From: Erik Moeller
It's not so much an Internet/paper distinction but a primary/secondary sources distinction. Errors being promulgated from one book to the
next
happens on paper just as it happens online. A personal webpage may
well be
a much better source for vital data than a biography written by a
third
party, and that in turn may be a better source than a book that
briefly
mentions the person in context.
That reminds me...can we add a little <permanent URL for this version> at the bottom of the article pages?
We can find the link to the archived copy of previous versions, but there's presently no way to make a hard link to the presently displayed version.

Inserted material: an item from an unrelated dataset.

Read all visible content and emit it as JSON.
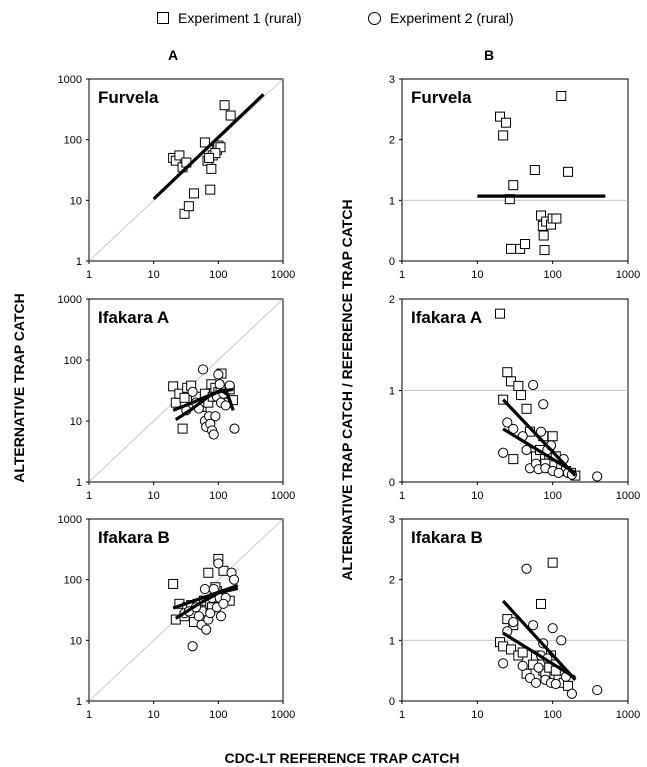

That would be a very simple step in making Wikipedia usable as an "authoritative" resource, for one thing.
It's also helpful for internal discussions if you want to have a discussion comparing different versions of the same entry.
--tc
On Dec 12, 2003, at 14:57, The Cunctator wrote:
That reminds me...can we add a little <permanent URL for this version> at the bottom of the article pages?
Not yet; the tables have to be restructured for a proper revisions table and the key number kept consistent across saves, renames, deletions and undeletions.
-- brion vibber (brion @ pobox.com)
Cunc-
That reminds me...can we add a little <permanent URL for this version> at the bottom of the article pages?
Yeah, I wanted to add this but it's a bit tricky with the current CUR/OLD setup so I might hold off until Brion reorganizes the DB, if he does. One thing that I also think might be useful for the certification process is to have some kind of flag that can be assigned to certain revisions to mark them as stable, only by sysops (I probably shouldn't say this when responding to Cunc ;).
Then you could have a special syntax that would always refer to the flagged revision, like this: [[Caesar+]], pointing to the flagged revision of [[Caesar]], or the top one if there is none. These would be assigned after the certification process in community consensus, of course.
Advantage: Makes refreshing articles in BP much easier and allows pointing to stable versions in any other context.